Yesterday we took our seats in the chapel just as the sacrament hymn was coming to a close. As if our late arrival wasn’t disruptive enough (you’ve got to arrive in good time in order to occupy the more discrete but even more coveted last row), our toddler broke the silence between the hymn and prayer by standing up on the bench and exclaiming, finger pointed to the center section of pews: “Da sind ganz viele Michael Häupls!” (There are a whole bunch of Michael Häupls!). Unlike most of you, I knew that Michael Häupl is the long-serving mayor of Vienna where we live, but I was still quite bewildered why sacrament meeting would prompt such a response. After church my wife told me that our daughter was referring to this poster:
We pass by two copies on our way to church as well as another on the way to the grocery store, and we have discussed who the man is on several occasions. So our toddler wasn’t pulling something out of thin air, she was simply associating the Mormon dress code of white shirt and tie (no one was wearing an apron yesterday, IIRC) with someone she knows from her day-to-day experience–one of Austria’s most powerful socialists.
What new ways of seeing the world have the children in your lives taught you?
He’s still going?
Middle son has taught me the limits of holy envy. He finds Anglican services as boring as LDS ones.
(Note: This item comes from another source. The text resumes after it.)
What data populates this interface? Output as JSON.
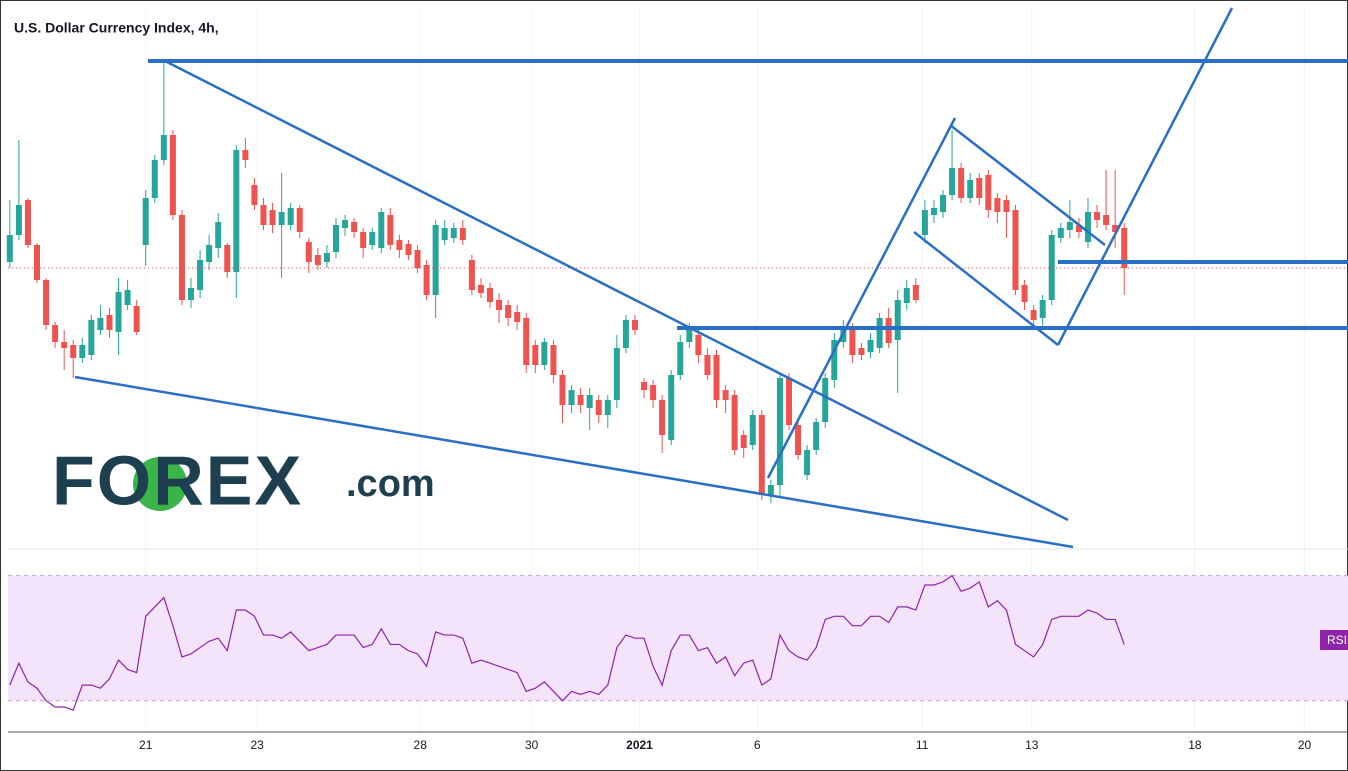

fun post Peter and great point, Ronan!
Just a couple of days ago, my oldest (13) taught me a thing or two about why Saruman might have created an army of Uruks for Sauron, when he was ostensibly trying to resist or undermine him. Very insightful — I knew of her love for LotR but hadn’t realized she’d been thinking things through to that extent.
Yep, twenty years this past fall.
I wonder whether Anglicans are amused by all the Mormon love for their tradition, given that most actual Anglicans seem to take a view like Ronan’s middle son.
Our youngest turned out to have attention deficit disorder, so church was a challenge. With his four older sibs we often sat on the back row in the overflow/cultural hall. One Sunday before his first birthday, during the long silence as the sacrament was passed, he began thrashing around in protest at being held. He threw back his head and was immediately entranced with what he saw – “Mom! Mom! Mom! Basketball! Basketball! Basketball!”
I wondered if he thought basketball was a part of our worship service. [I know it is for his daddy – jk].
We always attend a Christmas Eve service at my mom’s non-denominational feels-a-like-a-Methodist church. Last year during a quiet part of the service my 5 year old daughter pointed to the cross at the front of the sanctuary and asked, “Why is there a big T on the wall?”
When I was a missionary teaching a family from Madagascar, the 5-year-old daughter liked to sit on my lap. One day she kept pushing my nose like a button and saying something which her mother didn’t want to translate (the little girl spoke only Malagasy, and I spoke only French and English). Finally her mother said, “She wants to know why your nose is so big.”
My nose, I assure you, is a perfectly normal European nose, but it contrasted with the little Malagasy girl’s broader, flatter African nose. That little girl showed me for the first time that *I* could be the variant model, the one with the accent and the awkward manners.